The very idea that you can view "they can be persuaded" as anything less than behavior manipulation is interesting. If you're trying to impact behavior at a subconscious level, you're bypassing a person's conscious security controls and accessing their legacy brain API. An API that -- long ago -- saved the brain owner's life but today keeps modern humans trying to stock up on high calorie food because "winter is coming." Or as Clay Johnson put it, "brains want what WAS good for us, not what IS good for us." Your algorithms are counting on this and exploiting it.
I know exactly how easy it is to feel OK about doing this given just how much manipulation design I used to develop, advocate, even teach. I'm now horrified I ever did it, and even more horrified that I cognitive dissonanced my way into thinking it was not just OK but perhaps even noble -- after all, those kids games I made for the [ginormous candy company] were educational.
I suggest you read "Addiction by Design", about precisely what happens when personally-tailored adaptive algorithms are combined with behavior science. If reading Kahneman doesn't give you a reason to rethink this, Addiction by Design might.

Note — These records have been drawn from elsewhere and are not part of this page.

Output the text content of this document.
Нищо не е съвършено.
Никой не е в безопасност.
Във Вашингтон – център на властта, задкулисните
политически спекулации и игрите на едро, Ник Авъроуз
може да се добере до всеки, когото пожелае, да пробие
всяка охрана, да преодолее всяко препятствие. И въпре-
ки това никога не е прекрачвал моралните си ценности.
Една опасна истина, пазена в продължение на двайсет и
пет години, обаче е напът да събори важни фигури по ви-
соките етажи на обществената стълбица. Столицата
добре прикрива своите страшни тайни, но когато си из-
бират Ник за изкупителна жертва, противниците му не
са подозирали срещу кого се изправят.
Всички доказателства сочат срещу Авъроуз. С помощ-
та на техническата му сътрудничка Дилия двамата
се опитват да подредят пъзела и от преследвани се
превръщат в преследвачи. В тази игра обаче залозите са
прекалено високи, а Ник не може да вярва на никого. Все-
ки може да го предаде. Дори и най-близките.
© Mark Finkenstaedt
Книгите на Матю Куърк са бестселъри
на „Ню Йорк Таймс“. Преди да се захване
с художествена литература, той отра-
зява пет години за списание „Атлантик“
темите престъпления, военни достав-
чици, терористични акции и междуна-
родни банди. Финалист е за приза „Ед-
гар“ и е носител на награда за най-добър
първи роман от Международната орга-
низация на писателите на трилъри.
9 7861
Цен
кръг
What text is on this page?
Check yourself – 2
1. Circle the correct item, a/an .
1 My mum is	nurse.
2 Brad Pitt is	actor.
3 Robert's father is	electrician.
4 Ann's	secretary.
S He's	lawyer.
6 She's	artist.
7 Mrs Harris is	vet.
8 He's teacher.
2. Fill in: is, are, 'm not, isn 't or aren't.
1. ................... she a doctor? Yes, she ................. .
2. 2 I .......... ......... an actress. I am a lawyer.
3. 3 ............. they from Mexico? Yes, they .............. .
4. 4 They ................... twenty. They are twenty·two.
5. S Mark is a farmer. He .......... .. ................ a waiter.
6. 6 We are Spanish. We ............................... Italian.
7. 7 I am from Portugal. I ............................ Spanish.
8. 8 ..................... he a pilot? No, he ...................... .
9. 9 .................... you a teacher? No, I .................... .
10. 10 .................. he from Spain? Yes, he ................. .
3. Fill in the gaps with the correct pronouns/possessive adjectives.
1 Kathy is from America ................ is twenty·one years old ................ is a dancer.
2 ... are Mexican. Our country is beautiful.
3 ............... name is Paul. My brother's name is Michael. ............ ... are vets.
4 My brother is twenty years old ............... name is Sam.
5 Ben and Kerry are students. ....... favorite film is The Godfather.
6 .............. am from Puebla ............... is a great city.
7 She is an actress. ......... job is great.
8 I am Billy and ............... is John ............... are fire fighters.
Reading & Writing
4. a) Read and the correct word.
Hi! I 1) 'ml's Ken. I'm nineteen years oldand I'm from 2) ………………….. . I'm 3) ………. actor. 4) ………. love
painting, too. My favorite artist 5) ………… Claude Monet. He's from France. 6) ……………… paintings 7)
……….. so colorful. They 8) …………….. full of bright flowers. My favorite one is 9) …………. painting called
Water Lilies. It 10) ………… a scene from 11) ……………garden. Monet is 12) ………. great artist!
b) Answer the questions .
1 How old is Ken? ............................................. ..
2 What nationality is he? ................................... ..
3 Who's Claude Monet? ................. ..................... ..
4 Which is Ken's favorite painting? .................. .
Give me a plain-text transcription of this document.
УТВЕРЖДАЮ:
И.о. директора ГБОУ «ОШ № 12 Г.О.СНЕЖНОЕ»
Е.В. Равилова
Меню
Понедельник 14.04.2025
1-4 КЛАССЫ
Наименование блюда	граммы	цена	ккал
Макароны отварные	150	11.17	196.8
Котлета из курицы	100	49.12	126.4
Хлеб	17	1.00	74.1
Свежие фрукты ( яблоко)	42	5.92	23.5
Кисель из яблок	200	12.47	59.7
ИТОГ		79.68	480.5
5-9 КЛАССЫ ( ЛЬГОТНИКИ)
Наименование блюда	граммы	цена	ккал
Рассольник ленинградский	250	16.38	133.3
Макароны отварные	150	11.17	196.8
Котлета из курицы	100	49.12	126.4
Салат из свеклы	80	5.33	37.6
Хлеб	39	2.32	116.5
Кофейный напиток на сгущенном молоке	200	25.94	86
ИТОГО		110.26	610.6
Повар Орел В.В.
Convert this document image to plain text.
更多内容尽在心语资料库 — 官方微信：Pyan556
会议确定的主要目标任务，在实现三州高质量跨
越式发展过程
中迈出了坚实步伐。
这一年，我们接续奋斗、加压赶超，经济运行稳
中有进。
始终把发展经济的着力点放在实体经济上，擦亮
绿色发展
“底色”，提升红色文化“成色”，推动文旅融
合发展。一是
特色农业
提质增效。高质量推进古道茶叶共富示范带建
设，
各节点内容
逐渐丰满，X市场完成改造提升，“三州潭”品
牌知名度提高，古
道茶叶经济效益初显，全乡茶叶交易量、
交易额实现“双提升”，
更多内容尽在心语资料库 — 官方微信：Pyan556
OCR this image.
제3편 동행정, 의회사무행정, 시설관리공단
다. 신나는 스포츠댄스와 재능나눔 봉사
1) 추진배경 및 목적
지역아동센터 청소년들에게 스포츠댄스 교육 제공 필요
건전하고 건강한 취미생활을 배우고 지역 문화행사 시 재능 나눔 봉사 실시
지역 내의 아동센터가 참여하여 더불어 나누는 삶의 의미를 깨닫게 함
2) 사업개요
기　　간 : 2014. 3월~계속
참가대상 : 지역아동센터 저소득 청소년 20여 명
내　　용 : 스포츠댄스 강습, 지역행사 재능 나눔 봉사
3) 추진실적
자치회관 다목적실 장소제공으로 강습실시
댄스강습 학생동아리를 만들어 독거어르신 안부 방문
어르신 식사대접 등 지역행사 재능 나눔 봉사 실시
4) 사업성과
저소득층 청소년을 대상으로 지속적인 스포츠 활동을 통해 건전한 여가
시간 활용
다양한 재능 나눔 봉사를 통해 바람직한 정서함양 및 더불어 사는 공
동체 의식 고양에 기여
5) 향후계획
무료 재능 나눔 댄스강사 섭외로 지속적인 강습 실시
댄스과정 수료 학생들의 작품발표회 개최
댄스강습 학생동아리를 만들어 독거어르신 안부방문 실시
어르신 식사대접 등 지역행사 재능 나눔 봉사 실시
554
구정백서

> I'm now horrified I ever did it, and even more horrified that I cognitive dissonanced my way into thinking it was not just OK but perhaps even noble
Your whole comment is great, but this line especially stuck out to me. It's amazing how much effort people people in this line of marketing are spending trying to read (and then manipulate) other people's minds, without taking a moment to examine what's going on inside their own.
Based on the tone of bartkappenburg's comments though, I'd be afraid that the reading material you've suggested might come off as how-to guides!